En plena temporada de verano, cuando miles de personas se desplazan hacia el litoral central para disfrutar del mar, una playa de la región de Valparaíso se ha convertido en foco de debate. Se trata de Playa Montemar, ubicada en Reñaca, cuyo uso principal está destinado a la investigación científica, pero que igualmente ha sido ocupada por turistas como balneario.
La controversia surgió luego de denuncias de visitantes que aseguraron desconocer las restricciones del lugar. En el sector existen múltiples señaléticas que advierten que no se trata de una playa habilitada para el baño recreativo y que corresponde a un espacio de acceso regulado. Pese a ello, durante los meses estivales se ha observado la presencia constante de personas que acuden a tomar sol o ingresar al mar.
Playa Montemar se encuentra bajo una concesión marítima entregada a la Universidad de Valparaíso, institución que utiliza el área para el desarrollo de estudios científicos y trabajos académicos. Esta situación ha generado dudas respecto a la legalidad del uso recreativo del lugar y a las facultades de control sobre el acceso.
Desde la Capitanía de Puerto de Valparaíso, el capitán Sebastián Rodríguez explicó que en el sector confluyen distintas figuras legales.

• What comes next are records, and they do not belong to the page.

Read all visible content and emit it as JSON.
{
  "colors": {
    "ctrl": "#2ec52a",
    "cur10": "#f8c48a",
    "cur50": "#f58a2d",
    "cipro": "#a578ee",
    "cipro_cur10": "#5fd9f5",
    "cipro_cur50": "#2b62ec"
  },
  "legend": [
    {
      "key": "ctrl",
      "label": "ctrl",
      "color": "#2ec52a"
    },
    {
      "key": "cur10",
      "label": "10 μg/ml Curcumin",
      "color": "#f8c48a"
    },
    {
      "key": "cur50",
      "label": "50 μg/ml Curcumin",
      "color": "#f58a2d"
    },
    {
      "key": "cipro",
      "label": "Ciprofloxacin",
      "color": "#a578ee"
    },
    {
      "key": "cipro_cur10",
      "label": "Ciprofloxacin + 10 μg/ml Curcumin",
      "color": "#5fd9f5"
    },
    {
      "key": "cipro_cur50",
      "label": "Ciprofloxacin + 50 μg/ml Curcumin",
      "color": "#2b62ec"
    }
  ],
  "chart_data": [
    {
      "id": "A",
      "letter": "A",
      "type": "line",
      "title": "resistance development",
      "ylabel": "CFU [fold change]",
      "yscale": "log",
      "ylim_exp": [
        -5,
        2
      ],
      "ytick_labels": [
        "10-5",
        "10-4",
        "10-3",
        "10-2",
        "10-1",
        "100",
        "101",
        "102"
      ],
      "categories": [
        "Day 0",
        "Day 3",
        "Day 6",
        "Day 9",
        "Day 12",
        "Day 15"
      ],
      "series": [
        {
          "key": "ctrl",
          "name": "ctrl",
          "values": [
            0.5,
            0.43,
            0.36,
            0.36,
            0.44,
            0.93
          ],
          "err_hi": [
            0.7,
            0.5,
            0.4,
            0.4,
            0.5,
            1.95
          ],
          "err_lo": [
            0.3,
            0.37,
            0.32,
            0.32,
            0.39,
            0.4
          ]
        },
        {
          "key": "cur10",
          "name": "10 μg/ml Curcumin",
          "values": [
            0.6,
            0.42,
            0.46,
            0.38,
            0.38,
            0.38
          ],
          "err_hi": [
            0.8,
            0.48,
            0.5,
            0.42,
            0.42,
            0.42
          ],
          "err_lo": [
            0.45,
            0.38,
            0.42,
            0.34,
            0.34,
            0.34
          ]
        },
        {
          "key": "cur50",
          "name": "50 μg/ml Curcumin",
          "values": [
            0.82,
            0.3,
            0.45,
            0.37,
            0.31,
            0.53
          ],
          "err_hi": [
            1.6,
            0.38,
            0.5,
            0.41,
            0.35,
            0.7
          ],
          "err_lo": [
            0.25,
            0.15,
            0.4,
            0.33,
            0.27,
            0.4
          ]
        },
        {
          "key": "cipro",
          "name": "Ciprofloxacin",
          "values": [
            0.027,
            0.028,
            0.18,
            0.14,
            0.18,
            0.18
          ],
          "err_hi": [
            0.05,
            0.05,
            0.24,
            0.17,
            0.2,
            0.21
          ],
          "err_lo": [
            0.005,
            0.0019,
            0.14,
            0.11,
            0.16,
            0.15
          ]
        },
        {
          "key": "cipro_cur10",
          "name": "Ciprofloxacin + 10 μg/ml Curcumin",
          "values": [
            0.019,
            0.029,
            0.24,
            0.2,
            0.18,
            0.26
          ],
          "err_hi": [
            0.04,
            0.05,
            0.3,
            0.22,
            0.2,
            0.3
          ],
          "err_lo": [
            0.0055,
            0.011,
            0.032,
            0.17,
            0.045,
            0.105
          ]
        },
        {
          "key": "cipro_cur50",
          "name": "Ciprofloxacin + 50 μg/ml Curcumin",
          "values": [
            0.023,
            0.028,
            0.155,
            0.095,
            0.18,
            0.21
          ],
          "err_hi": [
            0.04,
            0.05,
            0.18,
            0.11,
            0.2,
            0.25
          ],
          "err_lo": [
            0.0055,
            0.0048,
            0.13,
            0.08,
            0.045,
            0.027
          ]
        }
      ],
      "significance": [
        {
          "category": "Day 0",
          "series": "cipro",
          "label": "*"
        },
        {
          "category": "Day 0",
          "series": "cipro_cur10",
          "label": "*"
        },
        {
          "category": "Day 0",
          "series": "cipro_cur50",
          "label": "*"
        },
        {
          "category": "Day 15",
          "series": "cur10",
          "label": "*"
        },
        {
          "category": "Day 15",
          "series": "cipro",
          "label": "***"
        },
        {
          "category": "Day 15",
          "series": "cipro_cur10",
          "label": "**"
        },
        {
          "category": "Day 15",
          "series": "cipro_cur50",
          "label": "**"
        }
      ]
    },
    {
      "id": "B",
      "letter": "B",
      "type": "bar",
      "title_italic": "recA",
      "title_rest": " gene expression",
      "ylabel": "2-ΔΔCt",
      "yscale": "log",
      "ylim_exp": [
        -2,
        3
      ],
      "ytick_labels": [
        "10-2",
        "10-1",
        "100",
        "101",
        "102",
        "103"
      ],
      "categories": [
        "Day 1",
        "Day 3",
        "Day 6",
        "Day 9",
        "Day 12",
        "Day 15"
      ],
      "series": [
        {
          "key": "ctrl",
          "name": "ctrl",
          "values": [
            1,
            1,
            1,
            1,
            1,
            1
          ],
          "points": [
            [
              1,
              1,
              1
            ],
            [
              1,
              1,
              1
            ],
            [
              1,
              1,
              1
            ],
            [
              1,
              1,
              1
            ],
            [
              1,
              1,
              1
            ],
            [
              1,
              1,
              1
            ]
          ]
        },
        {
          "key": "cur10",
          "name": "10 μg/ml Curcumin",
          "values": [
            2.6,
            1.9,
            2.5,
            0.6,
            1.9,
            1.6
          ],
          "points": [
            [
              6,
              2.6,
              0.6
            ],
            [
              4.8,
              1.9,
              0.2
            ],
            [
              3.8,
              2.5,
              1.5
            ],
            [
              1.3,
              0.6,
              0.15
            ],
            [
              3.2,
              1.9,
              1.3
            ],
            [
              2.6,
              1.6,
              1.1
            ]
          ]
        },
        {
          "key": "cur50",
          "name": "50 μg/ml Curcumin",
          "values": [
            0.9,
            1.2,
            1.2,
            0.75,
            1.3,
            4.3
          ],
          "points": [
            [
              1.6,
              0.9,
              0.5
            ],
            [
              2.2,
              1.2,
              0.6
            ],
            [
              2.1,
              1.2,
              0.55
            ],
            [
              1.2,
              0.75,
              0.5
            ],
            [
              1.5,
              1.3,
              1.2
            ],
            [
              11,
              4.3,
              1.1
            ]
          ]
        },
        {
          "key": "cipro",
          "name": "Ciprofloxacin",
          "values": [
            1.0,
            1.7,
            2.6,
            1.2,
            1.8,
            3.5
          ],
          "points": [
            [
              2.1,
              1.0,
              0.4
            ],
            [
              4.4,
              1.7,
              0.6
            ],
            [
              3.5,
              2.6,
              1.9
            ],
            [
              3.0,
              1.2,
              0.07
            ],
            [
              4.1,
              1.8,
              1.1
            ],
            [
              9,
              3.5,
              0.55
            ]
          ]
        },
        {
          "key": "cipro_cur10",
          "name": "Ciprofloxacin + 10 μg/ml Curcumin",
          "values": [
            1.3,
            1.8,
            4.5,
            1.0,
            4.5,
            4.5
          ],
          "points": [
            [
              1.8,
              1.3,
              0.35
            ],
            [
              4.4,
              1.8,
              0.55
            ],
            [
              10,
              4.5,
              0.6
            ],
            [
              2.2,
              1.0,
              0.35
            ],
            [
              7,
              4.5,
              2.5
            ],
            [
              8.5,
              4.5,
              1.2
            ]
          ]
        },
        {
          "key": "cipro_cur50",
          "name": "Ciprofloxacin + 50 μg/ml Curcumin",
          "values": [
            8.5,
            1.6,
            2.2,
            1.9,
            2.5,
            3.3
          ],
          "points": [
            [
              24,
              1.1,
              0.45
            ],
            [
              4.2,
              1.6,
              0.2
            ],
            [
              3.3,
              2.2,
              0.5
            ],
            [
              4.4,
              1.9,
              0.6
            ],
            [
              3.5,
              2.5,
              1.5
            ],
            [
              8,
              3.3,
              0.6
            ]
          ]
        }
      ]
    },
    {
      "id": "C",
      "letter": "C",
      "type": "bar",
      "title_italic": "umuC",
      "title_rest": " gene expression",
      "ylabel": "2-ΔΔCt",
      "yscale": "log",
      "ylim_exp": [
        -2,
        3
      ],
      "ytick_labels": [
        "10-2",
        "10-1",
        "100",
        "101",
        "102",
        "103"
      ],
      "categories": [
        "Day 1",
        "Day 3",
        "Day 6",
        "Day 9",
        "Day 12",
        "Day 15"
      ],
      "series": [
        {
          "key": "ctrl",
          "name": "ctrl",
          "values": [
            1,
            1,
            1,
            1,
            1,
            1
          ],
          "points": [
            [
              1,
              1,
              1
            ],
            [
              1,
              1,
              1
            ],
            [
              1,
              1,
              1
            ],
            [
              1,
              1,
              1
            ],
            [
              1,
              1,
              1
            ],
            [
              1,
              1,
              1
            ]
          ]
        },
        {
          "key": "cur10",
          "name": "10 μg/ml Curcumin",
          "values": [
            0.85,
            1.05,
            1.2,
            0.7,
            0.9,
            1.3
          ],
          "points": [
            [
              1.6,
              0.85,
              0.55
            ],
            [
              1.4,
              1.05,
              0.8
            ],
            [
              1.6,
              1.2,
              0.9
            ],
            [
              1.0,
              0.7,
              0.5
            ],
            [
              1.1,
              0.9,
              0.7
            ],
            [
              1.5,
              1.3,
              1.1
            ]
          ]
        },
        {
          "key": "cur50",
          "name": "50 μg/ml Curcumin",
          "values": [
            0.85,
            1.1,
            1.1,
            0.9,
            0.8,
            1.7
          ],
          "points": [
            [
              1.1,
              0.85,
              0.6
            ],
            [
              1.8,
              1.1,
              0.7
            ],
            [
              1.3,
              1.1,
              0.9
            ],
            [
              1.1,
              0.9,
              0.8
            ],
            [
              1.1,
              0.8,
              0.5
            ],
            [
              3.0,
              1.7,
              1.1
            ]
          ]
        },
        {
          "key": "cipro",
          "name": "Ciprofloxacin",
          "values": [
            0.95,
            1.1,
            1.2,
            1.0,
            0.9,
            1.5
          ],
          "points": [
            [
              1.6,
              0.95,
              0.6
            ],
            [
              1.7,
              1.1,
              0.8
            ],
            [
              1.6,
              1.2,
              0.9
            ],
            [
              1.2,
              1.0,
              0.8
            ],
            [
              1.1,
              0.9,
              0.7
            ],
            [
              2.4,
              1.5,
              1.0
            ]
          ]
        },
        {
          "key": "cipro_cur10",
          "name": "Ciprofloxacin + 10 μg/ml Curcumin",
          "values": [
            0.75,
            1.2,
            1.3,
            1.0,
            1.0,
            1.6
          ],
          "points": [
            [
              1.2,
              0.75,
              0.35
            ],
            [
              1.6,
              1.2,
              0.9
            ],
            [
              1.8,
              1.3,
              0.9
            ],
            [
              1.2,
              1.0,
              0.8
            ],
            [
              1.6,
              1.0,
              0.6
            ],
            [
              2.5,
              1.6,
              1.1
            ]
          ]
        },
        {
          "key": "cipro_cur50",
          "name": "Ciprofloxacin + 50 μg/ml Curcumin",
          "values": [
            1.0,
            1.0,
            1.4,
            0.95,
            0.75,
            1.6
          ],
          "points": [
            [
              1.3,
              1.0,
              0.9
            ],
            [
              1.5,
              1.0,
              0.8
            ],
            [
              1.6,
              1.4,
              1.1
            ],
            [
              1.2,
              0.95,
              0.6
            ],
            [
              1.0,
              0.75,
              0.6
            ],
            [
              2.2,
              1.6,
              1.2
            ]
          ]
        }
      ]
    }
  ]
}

Según detalló, en la zona coexisten una concesión otorgada a la universidad, un área de manejo destinada a pescadores artesanales y un tramo considerado de acceso público, lo que complejiza la fiscalización.
En tanto, desde la Universidad de Valparaíso, la bióloga marina Pilar Muñoz aclaró que la concesión vigente no les permite restringir el paso de las personas, ya que actualmente no existe una normativa que prohíba explícitamente el ingreso de visitantes al sector.
De este modo, la situación de Playa Montemar refleja un vacío normativo que ha generado confusión tanto entre turistas como entre las autoridades, reabriendo el debate sobre la convivencia entre el uso público del borde costero y la protección de espacios destinados a la investigación científica.